Yesterday, Micheal, Ryan and I went together to see the new Angelina Jolie blockbuster, Wanted. It was billed as a smart, edge of your seat, action packed, assassin thriller type film.
I really wanted to see it. Headlining the film was of course, Angelina Jolie along with Morgan Freeman and that guy everyone else knows but me, James McAvoy
The basic premise is these people have control over how their body releases adrenaline allowing them incredible strength, vision, hearing… well everything. Oh yeah, and they can make bullets curve into a complete circle by flipping their wrists as they shoot.
If you think that’s far fetched, how about how their get their missions… Supposedly, The Fraternity is over a thousand years old and have been following the same codes since its inception. One of these is how it gets its information on who to kill. This information comes from imperfections on cloth created by a not-so-ancient-and-by-no-means-1000-years-old loom.
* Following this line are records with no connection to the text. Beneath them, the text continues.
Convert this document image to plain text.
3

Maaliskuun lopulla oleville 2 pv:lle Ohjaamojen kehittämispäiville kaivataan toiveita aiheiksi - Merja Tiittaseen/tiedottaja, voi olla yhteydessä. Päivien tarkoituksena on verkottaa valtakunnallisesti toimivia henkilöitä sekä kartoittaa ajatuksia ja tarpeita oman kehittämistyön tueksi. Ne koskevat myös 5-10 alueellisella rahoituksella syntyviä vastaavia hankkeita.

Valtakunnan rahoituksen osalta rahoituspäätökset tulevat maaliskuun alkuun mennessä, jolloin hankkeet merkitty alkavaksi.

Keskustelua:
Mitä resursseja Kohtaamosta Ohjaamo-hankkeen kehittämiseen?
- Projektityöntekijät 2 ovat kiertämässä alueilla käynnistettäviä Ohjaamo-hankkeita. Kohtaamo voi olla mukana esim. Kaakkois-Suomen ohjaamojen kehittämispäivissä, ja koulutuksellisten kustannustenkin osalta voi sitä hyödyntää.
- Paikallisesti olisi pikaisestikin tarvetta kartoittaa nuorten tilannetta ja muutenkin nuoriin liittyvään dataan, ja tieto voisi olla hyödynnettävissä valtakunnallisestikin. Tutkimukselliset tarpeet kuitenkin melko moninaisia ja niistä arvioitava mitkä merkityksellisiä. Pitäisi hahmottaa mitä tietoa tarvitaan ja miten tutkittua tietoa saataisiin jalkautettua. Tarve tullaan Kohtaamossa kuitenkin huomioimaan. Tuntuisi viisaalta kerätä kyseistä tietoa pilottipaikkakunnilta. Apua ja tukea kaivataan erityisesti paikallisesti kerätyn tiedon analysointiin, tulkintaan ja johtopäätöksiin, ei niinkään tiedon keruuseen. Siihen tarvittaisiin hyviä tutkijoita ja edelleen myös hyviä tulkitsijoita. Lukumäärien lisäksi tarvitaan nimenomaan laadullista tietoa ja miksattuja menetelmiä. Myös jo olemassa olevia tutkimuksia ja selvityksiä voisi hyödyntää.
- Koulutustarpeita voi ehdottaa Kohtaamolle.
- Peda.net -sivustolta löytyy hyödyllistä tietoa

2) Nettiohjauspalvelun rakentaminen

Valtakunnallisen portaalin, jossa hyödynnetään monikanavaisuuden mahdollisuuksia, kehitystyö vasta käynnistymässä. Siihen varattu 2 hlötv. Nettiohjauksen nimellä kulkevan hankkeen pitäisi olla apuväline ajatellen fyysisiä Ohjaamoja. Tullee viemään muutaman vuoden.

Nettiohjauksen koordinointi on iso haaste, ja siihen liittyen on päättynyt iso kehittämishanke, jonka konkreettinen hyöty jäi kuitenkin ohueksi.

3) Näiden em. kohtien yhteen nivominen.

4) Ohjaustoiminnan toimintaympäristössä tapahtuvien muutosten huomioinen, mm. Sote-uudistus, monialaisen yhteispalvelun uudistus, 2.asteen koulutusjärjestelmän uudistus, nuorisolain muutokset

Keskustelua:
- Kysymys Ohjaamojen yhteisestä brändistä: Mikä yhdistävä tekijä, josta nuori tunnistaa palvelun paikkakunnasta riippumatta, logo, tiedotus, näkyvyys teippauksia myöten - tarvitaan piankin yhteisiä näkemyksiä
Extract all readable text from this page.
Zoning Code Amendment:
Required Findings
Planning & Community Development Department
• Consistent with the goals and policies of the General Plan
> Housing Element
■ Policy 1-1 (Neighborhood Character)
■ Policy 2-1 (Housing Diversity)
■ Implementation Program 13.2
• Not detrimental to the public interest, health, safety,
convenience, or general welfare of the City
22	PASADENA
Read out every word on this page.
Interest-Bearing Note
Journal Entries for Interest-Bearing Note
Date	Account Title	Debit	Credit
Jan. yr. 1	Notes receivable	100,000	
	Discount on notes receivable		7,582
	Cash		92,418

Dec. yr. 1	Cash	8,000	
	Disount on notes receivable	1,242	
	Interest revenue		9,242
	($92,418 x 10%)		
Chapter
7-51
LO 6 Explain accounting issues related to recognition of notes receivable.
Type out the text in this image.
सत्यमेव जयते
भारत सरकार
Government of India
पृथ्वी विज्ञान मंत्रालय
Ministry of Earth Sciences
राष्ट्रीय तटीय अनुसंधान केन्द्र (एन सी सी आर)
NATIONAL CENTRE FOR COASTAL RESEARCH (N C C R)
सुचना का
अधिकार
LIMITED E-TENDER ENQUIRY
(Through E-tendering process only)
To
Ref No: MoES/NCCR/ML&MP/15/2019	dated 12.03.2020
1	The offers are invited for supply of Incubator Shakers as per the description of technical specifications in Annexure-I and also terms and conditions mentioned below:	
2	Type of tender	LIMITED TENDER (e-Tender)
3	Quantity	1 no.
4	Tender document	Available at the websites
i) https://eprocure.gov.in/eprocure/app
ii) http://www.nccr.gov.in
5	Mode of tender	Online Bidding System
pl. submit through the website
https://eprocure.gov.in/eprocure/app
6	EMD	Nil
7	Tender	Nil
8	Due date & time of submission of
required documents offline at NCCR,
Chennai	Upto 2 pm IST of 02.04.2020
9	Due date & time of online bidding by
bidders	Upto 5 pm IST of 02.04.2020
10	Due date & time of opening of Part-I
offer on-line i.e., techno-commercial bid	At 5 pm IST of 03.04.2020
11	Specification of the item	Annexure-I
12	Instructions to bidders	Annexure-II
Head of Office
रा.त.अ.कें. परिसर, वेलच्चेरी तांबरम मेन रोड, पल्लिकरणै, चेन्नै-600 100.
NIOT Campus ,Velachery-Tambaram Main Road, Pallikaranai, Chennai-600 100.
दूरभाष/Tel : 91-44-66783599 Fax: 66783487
Yeah, the code it spits out? It’s binary. You know, 11101011010100001 etc.
Apparently they used an 1800 year old code, ok that works. But how they decoded it makes no sense. Let’s spell out one of the names it supposedly codes out.
01010111011001010111001101101100011001010111100100100000010001110110100101100010011100110110111101101110
And that’s just the name, not the Age, Weight, Sex, Height and Location that it apparently also puts out. Bah, I just didn’t like that, could’nt it have been anything else? Seriously…
Anyway, the action is great, the acting is good. If it didn’t have the lead characters, if this had been full of first time actors, it would have never made a record opening weekend. It would either have been a cult classic or a total flop (hard to tell the difference between those two).
The actors did make it watchable and at times pretty entertaining. What I think made me so bitter was the production of the film. A poorly thought out soundtrack matched with horrendous mixing of the tracks, overly creative camera angles meant for an art film not an action flick and the bending of physics without even an iota of magical excuse is what made this movie a C at best for me.
I really wanted to see this film, but I’m glad I saw it matinee. Next disappointing action movie I will see is Hancock. At least I know ahead of time that the story gets pretty weak, and at least it has Will Smith to make it work.